Sich zurückziehen, um bei sich selbst zu sein
Übertragen auf den Yoga heißt dies: Zwei grundsätzliche Ausrichtungen sind möglich.
- Einerseits nach außen. Das entspricht einer Art zu leben wie ein Fluss, den die Strömung immer nur in eine Richtung fließen lässt.
- Die andere besteht darin, das Wasser des Flusses zurückzuhalten, damit es sich nach innen ergießt – zu uns selbst hin.
Wenn wir vom Außen angezogen werden, identifizieren wir uns damit. Wir verwechseln es mit unserem Zentrum und der Yoga glaubt, dass wir dadurch verhindern, zu erkennen, wer wir sind.
Hier und an diesem Tag heute machen wir auf einem Symposium gerade gemeinsam eine schöne Erfahrung. Morgen werde ich aber ganz wo anderes sein, unter anderen Menschen, in einer anderen Umgebung, mit ganz anderen Aufgaben.
Es kann leicht passieren, dass ich die Situation hier, die Erfahrungen, die Aufgaben, die sich hier ergeben, auf eine solche Weise mit mir trage, dass ich keine Hand frei habe, nach einer neuen Erfahrung zu greifen.
Ich finde dann keine Klarheit darüber, wo genau ich mich befinde.

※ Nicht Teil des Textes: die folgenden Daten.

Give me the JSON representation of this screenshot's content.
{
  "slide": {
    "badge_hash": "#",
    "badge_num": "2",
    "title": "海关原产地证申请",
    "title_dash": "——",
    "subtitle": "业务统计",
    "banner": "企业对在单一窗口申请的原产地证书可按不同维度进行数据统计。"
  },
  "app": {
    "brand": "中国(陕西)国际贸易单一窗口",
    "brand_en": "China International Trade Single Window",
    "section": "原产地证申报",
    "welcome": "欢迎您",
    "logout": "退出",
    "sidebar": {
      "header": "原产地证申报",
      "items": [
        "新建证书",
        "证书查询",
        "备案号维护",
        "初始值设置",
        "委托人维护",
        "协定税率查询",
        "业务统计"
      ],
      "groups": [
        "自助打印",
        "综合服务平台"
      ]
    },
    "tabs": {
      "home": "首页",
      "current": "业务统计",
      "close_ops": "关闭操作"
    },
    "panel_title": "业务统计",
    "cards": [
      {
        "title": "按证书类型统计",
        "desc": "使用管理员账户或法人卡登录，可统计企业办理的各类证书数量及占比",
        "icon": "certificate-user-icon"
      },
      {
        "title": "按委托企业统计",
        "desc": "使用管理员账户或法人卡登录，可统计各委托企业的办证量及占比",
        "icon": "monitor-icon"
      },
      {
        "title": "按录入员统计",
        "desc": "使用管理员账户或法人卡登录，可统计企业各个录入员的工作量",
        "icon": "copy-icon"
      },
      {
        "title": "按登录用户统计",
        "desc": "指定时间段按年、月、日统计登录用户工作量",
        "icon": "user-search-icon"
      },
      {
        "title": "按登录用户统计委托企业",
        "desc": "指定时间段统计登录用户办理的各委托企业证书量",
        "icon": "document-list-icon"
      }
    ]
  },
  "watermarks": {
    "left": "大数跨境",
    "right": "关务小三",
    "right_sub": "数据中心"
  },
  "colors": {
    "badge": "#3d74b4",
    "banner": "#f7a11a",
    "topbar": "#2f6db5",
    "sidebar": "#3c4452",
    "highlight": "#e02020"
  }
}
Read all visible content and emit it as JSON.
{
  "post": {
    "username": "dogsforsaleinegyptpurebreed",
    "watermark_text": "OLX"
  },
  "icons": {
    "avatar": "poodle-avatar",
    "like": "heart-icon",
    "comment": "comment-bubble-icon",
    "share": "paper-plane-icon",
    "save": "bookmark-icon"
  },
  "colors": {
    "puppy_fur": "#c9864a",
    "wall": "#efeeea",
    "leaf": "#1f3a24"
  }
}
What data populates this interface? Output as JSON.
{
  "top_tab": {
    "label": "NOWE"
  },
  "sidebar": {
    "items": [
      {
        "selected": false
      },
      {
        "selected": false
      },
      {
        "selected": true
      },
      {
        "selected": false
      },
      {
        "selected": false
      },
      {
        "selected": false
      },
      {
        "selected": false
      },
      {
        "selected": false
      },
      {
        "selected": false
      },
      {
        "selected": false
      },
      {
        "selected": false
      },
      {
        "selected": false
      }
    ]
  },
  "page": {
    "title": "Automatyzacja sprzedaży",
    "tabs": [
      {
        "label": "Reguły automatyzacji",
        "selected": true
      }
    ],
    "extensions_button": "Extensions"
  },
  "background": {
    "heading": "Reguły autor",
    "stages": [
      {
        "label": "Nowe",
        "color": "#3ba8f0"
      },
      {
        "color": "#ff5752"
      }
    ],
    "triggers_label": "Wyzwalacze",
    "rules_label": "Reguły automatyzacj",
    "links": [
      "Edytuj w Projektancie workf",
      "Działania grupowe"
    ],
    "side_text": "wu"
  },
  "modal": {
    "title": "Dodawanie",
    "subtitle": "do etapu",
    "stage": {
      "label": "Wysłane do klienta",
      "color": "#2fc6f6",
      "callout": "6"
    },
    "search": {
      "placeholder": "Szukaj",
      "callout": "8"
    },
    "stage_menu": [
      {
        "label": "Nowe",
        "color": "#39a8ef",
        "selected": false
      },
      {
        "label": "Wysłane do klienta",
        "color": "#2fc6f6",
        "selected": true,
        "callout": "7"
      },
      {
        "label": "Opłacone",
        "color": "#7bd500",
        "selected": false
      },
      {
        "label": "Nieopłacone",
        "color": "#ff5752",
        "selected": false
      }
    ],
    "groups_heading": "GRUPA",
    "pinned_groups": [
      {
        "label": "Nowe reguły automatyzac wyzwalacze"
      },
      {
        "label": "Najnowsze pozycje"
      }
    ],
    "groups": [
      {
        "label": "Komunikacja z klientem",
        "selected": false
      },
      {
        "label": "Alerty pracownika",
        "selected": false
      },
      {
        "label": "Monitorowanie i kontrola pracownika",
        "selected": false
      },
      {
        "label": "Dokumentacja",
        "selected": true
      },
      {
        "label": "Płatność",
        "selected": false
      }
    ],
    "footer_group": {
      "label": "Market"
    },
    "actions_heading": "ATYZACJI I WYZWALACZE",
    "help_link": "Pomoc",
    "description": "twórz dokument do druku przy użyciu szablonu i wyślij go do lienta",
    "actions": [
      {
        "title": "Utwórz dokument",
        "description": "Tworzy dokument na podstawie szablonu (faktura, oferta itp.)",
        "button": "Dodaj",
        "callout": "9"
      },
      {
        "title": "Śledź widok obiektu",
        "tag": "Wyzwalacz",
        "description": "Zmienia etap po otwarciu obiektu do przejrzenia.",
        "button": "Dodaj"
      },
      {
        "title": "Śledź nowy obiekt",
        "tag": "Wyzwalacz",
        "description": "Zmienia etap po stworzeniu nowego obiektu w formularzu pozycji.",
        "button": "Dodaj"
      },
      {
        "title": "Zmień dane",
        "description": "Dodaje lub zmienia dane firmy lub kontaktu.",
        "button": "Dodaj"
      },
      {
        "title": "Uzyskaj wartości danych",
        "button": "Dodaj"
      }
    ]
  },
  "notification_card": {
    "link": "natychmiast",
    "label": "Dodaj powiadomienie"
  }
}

Wenn ich mich aber nach der heutigen Erfahrung für eine Zeit zurückziehe, nur bei mir selbst bin, kann ich mich so frei von ihr machen, dass ich offen werde für die folgende Erfahrung und dort ganz und gar präsent bin.
Im Yoga gibt es die Idee, sich für eine bestimmte Zeit von der äußeren Welt zurückzuziehen. Ich tue dies aber nicht um meiner selbst willen, sondern um für mich meinen eigenen Platz zu finden und völlig bei dem zu sein, was kommen wird.
Ich muss also zunächst einen Schritt rückwärts machen, um etwas Abstand zu bekommen. Dann kann ich den nächsten Schritt vorwärts tun, und mich mit etwas Neuem verbinden.
In Indien verlangen einige bedeutsame Tempel sehr hohe Eintrittsgelder und außerdem muss man einen Platz sehr lange im Voraus reservieren. Manche wichtige Leute gehen gerne dorthin. Wenn sie sich dort begegnen, sind sie nur zur Hälfte wirklich dort im Tempel. Manchmal begleite ich meine Familie dorthin und habe bei dieser Gelegenheit Leute im Allerheiligsten von Geschäften reden hören, nur weil zufällig ihr Geschäftspartner neben ihnen kniete. Im Büro haben dieselben Leute noch ständig davon gesprochen, dass sie diesen bedeutungsvollen Tempel aufsuchen würden. Wenn sie sich nur ein wenig in sich selbst zurückgezogen hätten, wären all ihre Anstrengungen, die sie unternommen haben, um einen Platz im Tempel zu erhalten und dort Segnungen zu empfangen, belohnt worden.
Hier noch eine Geschichte aus der heutigen Zeit.
Ein Mann, der sich in Schwierigkeiten befand, betete zu Gott, um einen Rat von ihm zu erhalten. Der Herr erschien ihm im Traum und sagte: „Sei an einem bestimmten Ort um 18.30 Uhr.“ Ich werde dort sein und Dir Ratschläge erteilen!“.
Der Mann begab sich nun zu dem angegebenen Ort; aber um 18.25 Uhr klingelte sein Handy. Er begann ein Gespräch mit dem Anrufer und als er wieder auf seine Uhr sah, war es 18.40 Uhr. Er sah sich um, aber Gott war abwesend. Also sagte er sich „Wie dumm bin ich nur. Es war doch ein Traum. Ich hätte ihn nicht für wahr nehmen sollen.“
Die Moral von der Geschichte: Es reicht nicht aus, in den Tempel zu gehen. Man muss dabei auch sein Handy ausschalten, sich loslösen von allem, wofür es steht, um wirklich aufnahmebereit zu sein, für alles, was es dort zu empfangen gibt.